4 Polemik Kebijakan Suaka Rwanda yang Mengguncang Politik Inggris
Sabtu, 20 Januari 2024 - 22:22 WIB
LONDON - Perdana Menteri Inggris Rishi Sunak telah berhasil mengajukan rancangan undang-undang (RUU) suaka dan imigrasi yang disebut dengan Suaka Rwanda atau Keamanan Rwanda melalui House of Commons setelah pemberontakan yang diperkirakan dilakukan oleh anggota parlemen Partai Konservatif tidak membuahkan hasil.
Beberapa anggota parlemen dari partai Sunak sendiri mengancam akan memberikan suara menentang rancangan undang-undang deportasi “Keamanan Rwanda” dengan alasan bahwa rencana pemerintah untuk mengirim sejumlah pencari suaka ke Rwanda tidak cukup kuat untuk bertahan menghadapi tuntutan hukum.

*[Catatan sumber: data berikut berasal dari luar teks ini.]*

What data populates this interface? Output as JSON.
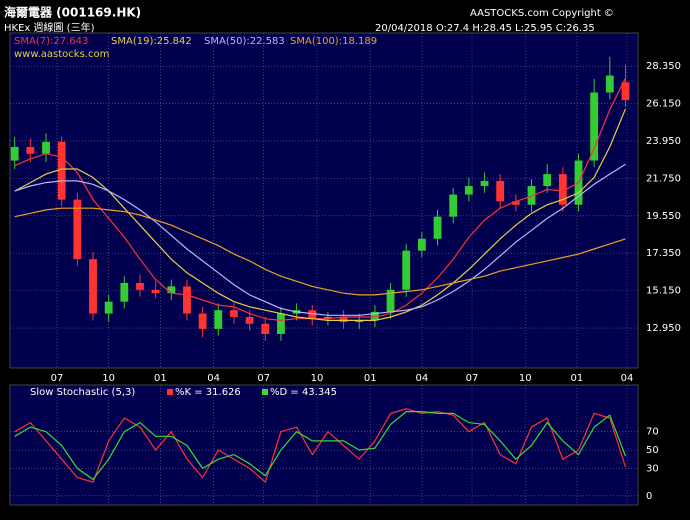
{
  "chart_data": [
    {
      "type": "candlestick",
      "title": "海爾電器 (001169.HK)",
      "subtitle": "HKEx 週線圖 (三年)",
      "copyright": "AASTOCKS.com Copyright ©",
      "quote": "20/04/2018  O:27.4  H:28.45  L:25.95  C:26.35",
      "watermark": "www.aastocks.com",
      "up_color": "#33cc33",
      "down_color": "#ff3333",
      "open": [
        22.8,
        23.6,
        23.2,
        23.9,
        20.5,
        17.0,
        13.8,
        14.5,
        15.6,
        15.2,
        15.0,
        15.4,
        13.8,
        12.9,
        14.0,
        13.6,
        13.2,
        12.6,
        13.8,
        14.0,
        13.5,
        13.6,
        13.3,
        13.4,
        13.9,
        15.2,
        17.5,
        18.2,
        19.5,
        20.8,
        21.3,
        21.6,
        20.4,
        20.2,
        21.3,
        22.0,
        20.2,
        22.8,
        26.8,
        27.4
      ],
      "high": [
        24.2,
        24.1,
        24.4,
        24.2,
        20.9,
        17.4,
        14.9,
        16.0,
        16.1,
        15.7,
        15.8,
        15.8,
        14.2,
        14.4,
        14.4,
        14.0,
        13.6,
        14.2,
        14.4,
        14.3,
        13.9,
        14.0,
        13.8,
        14.3,
        15.6,
        17.9,
        18.6,
        19.9,
        21.2,
        21.8,
        22.1,
        22.0,
        20.8,
        21.7,
        22.6,
        22.4,
        23.2,
        27.6,
        28.9,
        28.45
      ],
      "low": [
        22.3,
        22.7,
        22.7,
        20.1,
        16.6,
        13.4,
        13.3,
        14.1,
        14.8,
        14.7,
        14.6,
        13.4,
        12.4,
        12.5,
        13.2,
        12.8,
        12.2,
        12.2,
        13.4,
        13.1,
        13.1,
        12.9,
        12.9,
        13.0,
        13.5,
        14.8,
        17.1,
        17.8,
        19.1,
        20.4,
        20.9,
        20.0,
        19.8,
        19.8,
        20.9,
        19.8,
        19.8,
        22.4,
        26.4,
        25.95
      ],
      "close": [
        23.6,
        23.2,
        23.9,
        20.5,
        17.0,
        13.8,
        14.5,
        15.6,
        15.2,
        15.0,
        15.4,
        13.8,
        12.9,
        14.0,
        13.6,
        13.2,
        12.6,
        13.8,
        14.0,
        13.5,
        13.6,
        13.3,
        13.4,
        13.9,
        15.2,
        17.5,
        18.2,
        19.5,
        20.8,
        21.3,
        21.6,
        20.4,
        20.2,
        21.3,
        22.0,
        20.2,
        22.8,
        26.8,
        27.8,
        26.35
      ],
      "series": [
        {
          "name": "SMA(7):27.643",
          "color": "#ff3030",
          "values": [
            22.5,
            22.9,
            23.2,
            23.0,
            22.1,
            20.5,
            19.4,
            18.3,
            17.0,
            15.8,
            15.0,
            14.9,
            14.6,
            14.3,
            14.2,
            13.8,
            13.5,
            13.4,
            13.5,
            13.5,
            13.5,
            13.6,
            13.6,
            13.6,
            13.8,
            14.3,
            15.0,
            15.9,
            17.0,
            18.3,
            19.3,
            20.0,
            20.4,
            20.7,
            21.1,
            21.0,
            21.5,
            23.5,
            25.8,
            27.643
          ]
        },
        {
          "name": "SMA(19):25.842",
          "color": "#e8d040",
          "values": [
            21.0,
            21.5,
            22.0,
            22.3,
            22.3,
            21.8,
            21.0,
            20.0,
            19.0,
            18.0,
            17.0,
            16.2,
            15.6,
            15.0,
            14.5,
            14.2,
            14.0,
            13.8,
            13.6,
            13.5,
            13.4,
            13.4,
            13.4,
            13.4,
            13.6,
            13.9,
            14.3,
            14.9,
            15.6,
            16.4,
            17.3,
            18.2,
            19.0,
            19.7,
            20.2,
            20.5,
            20.9,
            21.8,
            23.6,
            25.842
          ]
        },
        {
          "name": "SMA(50):22.583",
          "color": "#b8b8f0",
          "values": [
            21.0,
            21.3,
            21.5,
            21.6,
            21.6,
            21.4,
            21.0,
            20.5,
            19.9,
            19.2,
            18.4,
            17.6,
            16.9,
            16.2,
            15.5,
            14.9,
            14.5,
            14.1,
            13.9,
            13.8,
            13.7,
            13.7,
            13.7,
            13.8,
            13.9,
            14.0,
            14.2,
            14.6,
            15.1,
            15.7,
            16.4,
            17.2,
            18.0,
            18.7,
            19.4,
            20.0,
            20.7,
            21.4,
            22.0,
            22.583
          ]
        },
        {
          "name": "SMA(100):18.189",
          "color": "#f0a020",
          "values": [
            19.5,
            19.7,
            19.9,
            20.0,
            20.0,
            20.0,
            19.9,
            19.8,
            19.6,
            19.3,
            19.0,
            18.6,
            18.2,
            17.8,
            17.3,
            16.9,
            16.4,
            16.0,
            15.7,
            15.4,
            15.2,
            15.0,
            14.9,
            14.9,
            15.0,
            15.1,
            15.2,
            15.4,
            15.6,
            15.8,
            16.0,
            16.3,
            16.5,
            16.7,
            16.9,
            17.1,
            17.3,
            17.6,
            17.9,
            18.189
          ]
        }
      ],
      "xlim": [
        -0.3,
        39.8
      ],
      "xticks": [
        {
          "value": 2.7,
          "label": "07"
        },
        {
          "value": 6.0,
          "label": "10"
        },
        {
          "value": 9.3,
          "label": "01"
        },
        {
          "value": 12.7,
          "label": "04"
        },
        {
          "value": 15.9,
          "label": "07"
        },
        {
          "value": 19.3,
          "label": "10"
        },
        {
          "value": 22.7,
          "label": "01"
        },
        {
          "value": 26.0,
          "label": "04"
        },
        {
          "value": 29.2,
          "label": "07"
        },
        {
          "value": 32.6,
          "label": "10"
        },
        {
          "value": 35.9,
          "label": "01"
        },
        {
          "value": 39.1,
          "label": "04"
        }
      ],
      "ylim": [
        10.6,
        30.3
      ],
      "yticks": [
        {
          "value": 12.95,
          "label": "12.950"
        },
        {
          "value": 15.15,
          "label": "15.150"
        },
        {
          "value": 17.35,
          "label": "17.350"
        },
        {
          "value": 19.55,
          "label": "19.550"
        },
        {
          "value": 21.75,
          "label": "21.750"
        },
        {
          "value": 23.95,
          "label": "23.950"
        },
        {
          "value": 26.15,
          "label": "26.150"
        },
        {
          "value": 28.35,
          "label": "28.350"
        }
      ],
      "grid": true
    },
    {
      "type": "line",
      "title": "Slow Stochastic (5,3)",
      "series": [
        {
          "name": "%K = 31.626",
          "color": "#ff3030",
          "values": [
            70,
            80,
            60,
            40,
            20,
            15,
            60,
            85,
            75,
            50,
            70,
            40,
            20,
            50,
            40,
            30,
            15,
            70,
            75,
            45,
            70,
            55,
            40,
            60,
            90,
            95,
            90,
            92,
            88,
            70,
            80,
            45,
            35,
            75,
            85,
            40,
            50,
            90,
            85,
            31.626
          ]
        },
        {
          "name": "%D = 43.345",
          "color": "#33dd33",
          "values": [
            65,
            75,
            70,
            55,
            30,
            18,
            40,
            70,
            80,
            65,
            65,
            55,
            30,
            40,
            45,
            35,
            22,
            50,
            70,
            60,
            60,
            60,
            50,
            52,
            78,
            92,
            92,
            90,
            90,
            80,
            78,
            60,
            40,
            55,
            80,
            60,
            45,
            75,
            88,
            43.345
          ]
        }
      ],
      "xlim": [
        -0.3,
        39.8
      ],
      "ylim": [
        -10,
        121
      ],
      "yticks": [
        0,
        30,
        50,
        70
      ],
      "grid": true
    }
  ]
}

Namun pada akhirnya, hanya 11 kelompok Konservatif garis keras yang memberontak dan undang-undang tersebut disahkan pada Rabu malam dengan suara 320-276.
Foto/Reuters
Melansir Al Jazeera, Sunak telah menjadikan kampanye anti-imigrasi “Stop the Boats” (Hentikan Kapal) sebagai hal yang penting dalam program legislatif pemerintahnya ketika ia berupaya menghalangi para pencari suaka untuk mencoba mencapai Inggris melalui Selat Inggris.
Namun rancangan undang-undang deportasi Rwanda, yang bertujuan untuk mendeportasi pengungsi dan migran ke Rwanda agar permohonan suaka mereka didengar dan untuk pemukiman kembali, tidak berjalan mulus.
Pada bulan November, Mahkamah Agung membatalkan rancangan undang-undang Rwanda yang diajukan oleh Sunak setelah memutuskan bahwa republik Afrika yang tidak memiliki daratan tersebut bukanlah negara yang aman bagi para pencari suaka, sehingga mendorong pemimpin Partai Konservatif tersebut untuk memperkenalkan rancangan undang-undang yang disebut dengan rancangan undang-undang Keamanan Rwanda.
RUU baru ini dimaksudkan untuk mempersulit pengadilan dalam menentang undang-undang tersebut dengan meminta House of Commons untuk menyatakan melalui suara mayoritas bahwa Rwanda memang merupakan negara yang aman bagi pencari suaka.
Sunak mengajukan rancangan undang-undang Keamanan Rwanda ke parlemen pada bulan Desember namun harus bersaing dengan anggota parlemen sayap kanan dari partainya sendiri yang menyatakan bahwa rancangan undang-undang tersebut masih belum “cukup kedap”. Pada akhirnya, pemimpin Partai Konservatif tersebut mendapatkan suara mayoritas yang mendukung rancangan undang-undang tersebut setelah para pemberontak, yang sebagian besar abstain, memutuskan untuk membiarkan undang-undang tersebut disahkan dengan harapan dapat menahan Sunak pada tahap akhir.
Foto/Reuters
Undang-undang Rwanda pertama kali diumumkan oleh mantan Perdana Menteri Boris Johnson pada April 2022.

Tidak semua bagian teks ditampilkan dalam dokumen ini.